Malik rahimahullah berkata, “Tidak seorang pun setelah Rasulullah saw kecuali perkataannya diambil dan ditinggalkan selain Nabi saw.”
“Aku hanya manusia, terkadang salah dan terkadang benar, perhatikanlah pendapatku, apa yang sesuai dengan al-Qur`an dan sunnah ambillah dan apa yang menyelisihi keduanya tinggalkanlah.”

Asy-Syafi’i rahimahullah berkata, “Kaum muslimin telah bersepakat bahwa siapa yang mengetahui sunnah Rasulullah saw, maka dia tidak boleh meninggalkannya karena ucapan seseorang.” “Semua hadits shahih dari Nabi saw adalah pendapatku walaupun kamu tidak mendengarnya dariku.” “Jika kamu mendapatkan sesuatu di dalam kitabku yang menyelisihi sunnah Rasulullah saw maka ambillah sunnah dan buanglah ucapanku.”

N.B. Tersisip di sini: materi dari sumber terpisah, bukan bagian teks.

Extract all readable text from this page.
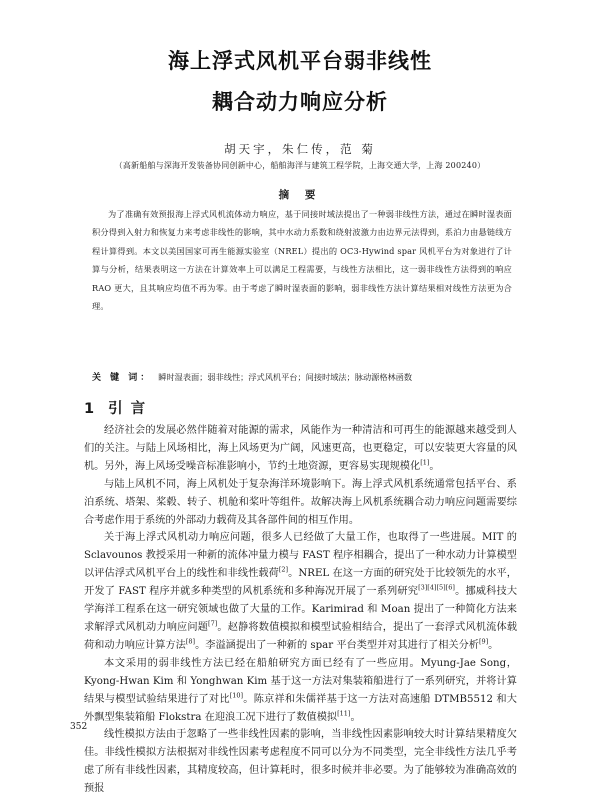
海上浮式风机平台弱非线性
耦合动力响应分析
胡天宇，朱仁传，范 菊
（高新船舶与深海开发装备协同创新中心，船舶海洋与建筑工程学院，上海交通大学，上海 200240）
摘 要
为了准确有效预报海上浮式风机流体动力响应，基于同接时域法提出了一种弱非线性方法，通过在瞬时湿表面积分得到入射力和恢复力来考虑非线性的影响，其中水动力系数和绕射波激力由边界元法得到，系泊力由悬链线方程计算得到。本文以美国国家可再生能源实验室（NREL）提出的 OC3-Hywind spar 风机平台为对象进行了计算与分析，结果表明这一方法在计算效率上可以满足工程需要，与线性方法相比，这一弱非线性方法得到的响应 RAO 更大，且其响应均值不再为零。由于考虑了瞬时湿表面的影响，弱非线性方法计算结果相对线性方法更为合理。
关 键 词： 瞬时湿表面；弱非线性；浮式风机平台；间接时域法；脉动源格林函数
1 引言

经济社会的发展必然伴随着对能源的需求，风能作为一种清洁和可再生的能源越来越受到人们的关注。与陆上风场相比，海上风场更为广阔，风速更高，也更稳定，可以安装更大容量的风机。另外，海上风场受噪音标准影响小，节约土地资源，更容易实现规模化[1]。

与陆上风机不同，海上风机处于复杂海洋环境影响下。海上浮式风机系统通常包括平台、系泊系统、塔架、桨毂、转子、机舱和桨叶等组件。故解决海上风机系统耦合动力响应问题需要综合考虑作用于系统的外部动力载荷及其各部件间的相互作用。

关于海上浮式风机动力响应问题，很多人已经做了大量工作，也取得了一些进展。MIT 的 Sclavounos 教授采用一种新的流体冲量力模与 FAST 程序相耦合，提出了一种水动力计算模型以评估浮式风机平台上的线性和非线性载荷[2]。NREL 在这一方面的研究处于比较领先的水平，开发了 FAST 程序并就多种类型的风机系统和多种海况开展了一系列研究[3][4][5][6]。挪威科技大学海洋工程系在这一研究领域也做了大量的工作。Karimirad 和 Moan 提出了一种简化方法来求解浮式风机动力响应问题[7]。赵静将数值模拟和模型试验相结合，提出了一套浮式风机流体载荷和动力响应计算方法[8]。李溢涵提出了一种新的 spar 平台类型并对其进行了相关分析[9]。

本文采用的弱非线性方法已经在船舶研究方面已经有了一些应用。Myung-Jae Song，Kyong-Hwan Kim 和 Yonghwan Kim 基于这一方法对集装箱船进行了一系列研究，并将计算结果与模型试验结果进行了对比[10]。陈京祥和朱儒祥基于这一方法对高速船 DTMB5512 和大外飘型集装箱船 Flokstra 在迎浪工况下进行了数值模拟[11]。

线性模拟方法由于忽略了一些非线性因素的影响，当非线性因素影响较大时计算结果精度欠佳。非线性模拟方法根据对非线性因素考虑程度不同可以分为不同类型，完全非线性方法几乎考虑了所有非线性因素，其精度较高，但计算耗时，很多时候并非必要。为了能够较为准确高效的预报

352
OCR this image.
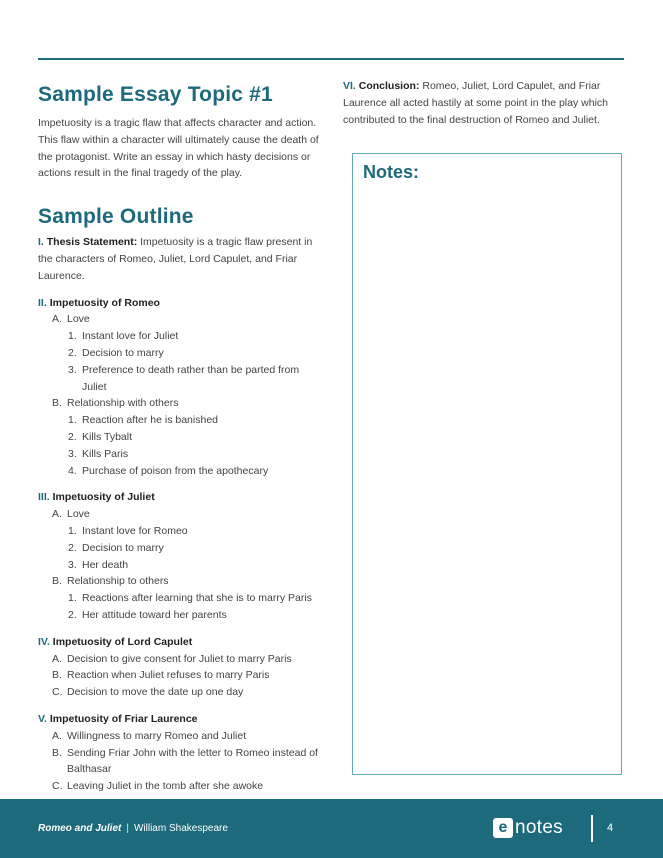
Sample Essay Topic #1

Impetuosity is a tragic flaw that affects character and action. This flaw within a character will ultimately cause the death of the protagonist. Write an essay in which hasty decisions or actions result in the final tragedy of the play.

Sample Outline
I. Thesis Statement: Impetuosity is a tragic flaw present in the characters of Romeo, Juliet, Lord Capulet, and Friar Laurence.
II. Impetuosity of Romeo
A. Love
1. Instant love for Juliet
2. Decision to marry
3. Preference to death rather than be parted from Juliet
B. Relationship with others
1. Reaction after he is banished
2. Kills Tybalt
3. Kills Paris
4. Purchase of poison from the apothecary
III. Impetuosity of Juliet
A. Love
1. Instant love for Romeo
2. Decision to marry
3. Her death
B. Relationship to others
1. Reactions after learning that she is to marry Paris
2. Her attitude toward her parents
IV. Impetuosity of Lord Capulet
A. Decision to give consent for Juliet to marry Paris
B. Reaction when Juliet refuses to marry Paris
C. Decision to move the date up one day
V. Impetuosity of Friar Laurence
A. Willingness to marry Romeo and Juliet
B. Sending Friar John with the letter to Romeo instead of Balthasar
C. Leaving Juliet in the tomb after she awoke
VI. Conclusion: Romeo, Juliet, Lord Capulet, and Friar Laurence all acted hastily at some point in the play which contributed to the final destruction of Romeo and Juliet.
Notes:
Romeo and Juliet | William Shakespeare	e notes	4
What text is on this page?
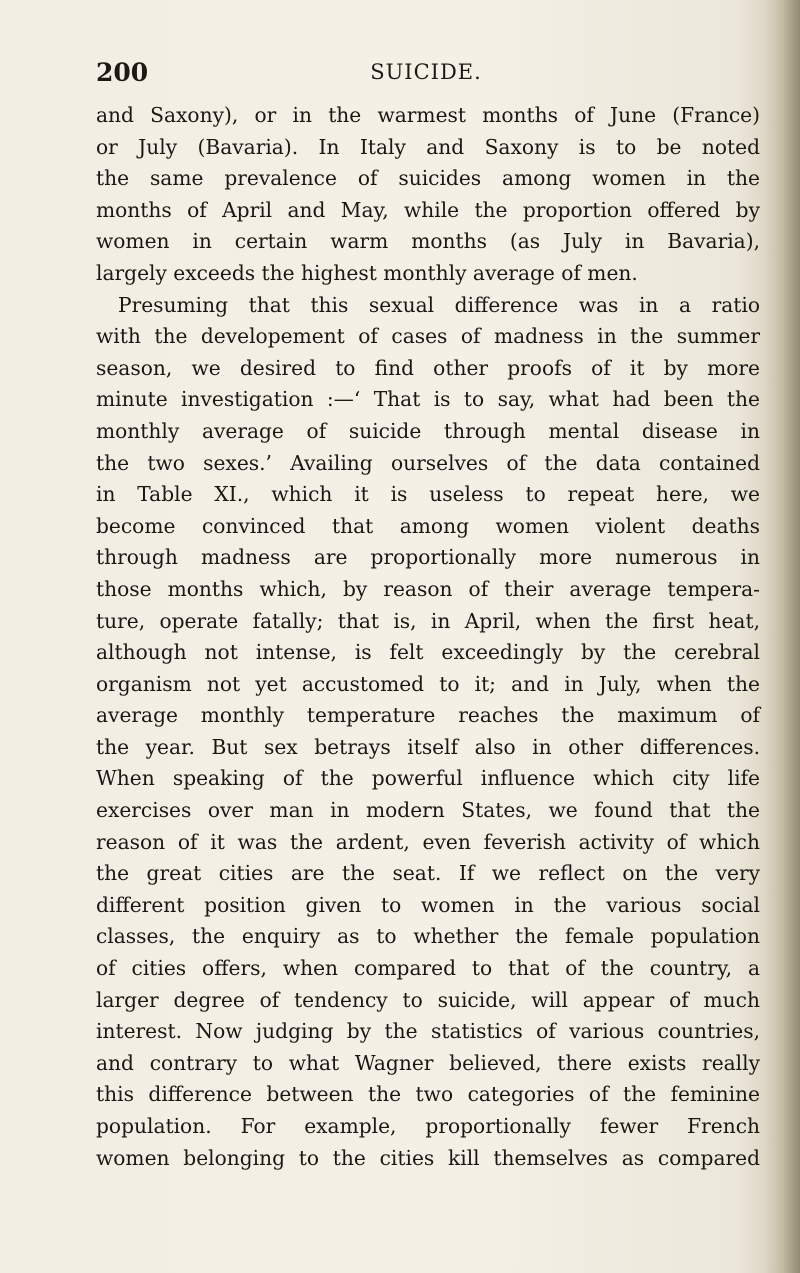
200	SUICIDE.
and Saxony), or in the warmest months of June (France)
or July (Bavaria). In Italy and Saxony is to be noted
the same prevalence of suicides among women in the
months of April and May, while the proportion offered by
women in certain warm months (as July in Bavaria),
largely exceeds the highest monthly average of men.
Presuming that this sexual difference was in a ratio
with the developement of cases of madness in the summer
season, we desired to find other proofs of it by more
minute investigation :—‘ That is to say, what had been the
monthly average of suicide through mental disease in
the two sexes.’ Availing ourselves of the data contained
in Table XI., which it is useless to repeat here, we
become convinced that among women violent deaths
through madness are proportionally more numerous in
those months which, by reason of their average tempera-
ture, operate fatally; that is, in April, when the first heat,
although not intense, is felt exceedingly by the cerebral
organism not yet accustomed to it; and in July, when the
average monthly temperature reaches the maximum of
the year. But sex betrays itself also in other differences.
When speaking of the powerful influence which city life
exercises over man in modern States, we found that the
reason of it was the ardent, even feverish activity of which
the great cities are the seat. If we reflect on the very
different position given to women in the various social
classes, the enquiry as to whether the female population
of cities offers, when compared to that of the country, a
larger degree of tendency to suicide, will appear of much
interest. Now judging by the statistics of various countries,
and contrary to what Wagner believed, there exists really
this difference between the two categories of the feminine
population. For example, proportionally fewer French
women belonging to the cities kill themselves as compared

Ahmad rahimahullah berkata, ”Siapa yang menolak hadits Rasulullah saw maka dia berada di bibir jurang kebinasaan.” “Pendapat al-Auza’i, pendapat Malik, pendapat Abu Hanifah, semua itu adalah pendapat. Bagiku ia sama. Hujjah ada pada atsar.” “Jangan bertaklid kepadaku, jangan bertaklid kepada Malik, asy-Syafi’i, al-Auza’i dan ats-Tsauri. Ambil dari mana mereka mengambil.”

Syubhat

Sebagian muta’ashshibin kepada pendapat tertentu atau kepada syaikh tertentu menolak meninggalkan pendapatnya atau syaikhnya meskipun sudah terbukti bahwa ia menabrak sunnah yang shahih dari Rasulullah saw. Mereka berdalih menyintai, menghargai dan menghormati ahli ilmu. Jika kita meninggalkan perkataannya berarti kita tidak menyintainya dan tidak menghormatinya.

Penulis berkata, benar kita diperintahkan menghargai ahli ilmu, namun dalam batas-batas kewajaran, manusia selama dia adalah manusia, seluas dan sedalam apa pun ilmu tetap berbatas dan mungkin keliru dan salah, karena Allah tidak memberinya jaminan, yang Allah jamin hanyalah Rasulullah saw, mereka tidak terjaga dari salah, yang terjaga hanyalah Nabi saw. Bagaimana Anda mendahulukan ucapan orang yang tidak terjaga dari salah di atas orang yang terjaga? Di samping itu, jika meninggalkan perkataan syaikh berarti tidak menghormatinya, maka meninggalkan sabda Nabi saw juga berarti tidak menghormati beliau. Pertanyaannya, lalu siapa yang lebih layak dan lebih patut untuk dihormati? Ya Allah bimbinglah kaum muslimin untuk senantiasa merujuk kepada sunnah nabiMu dan mendahulukannya di atas kata-kata siapa pun.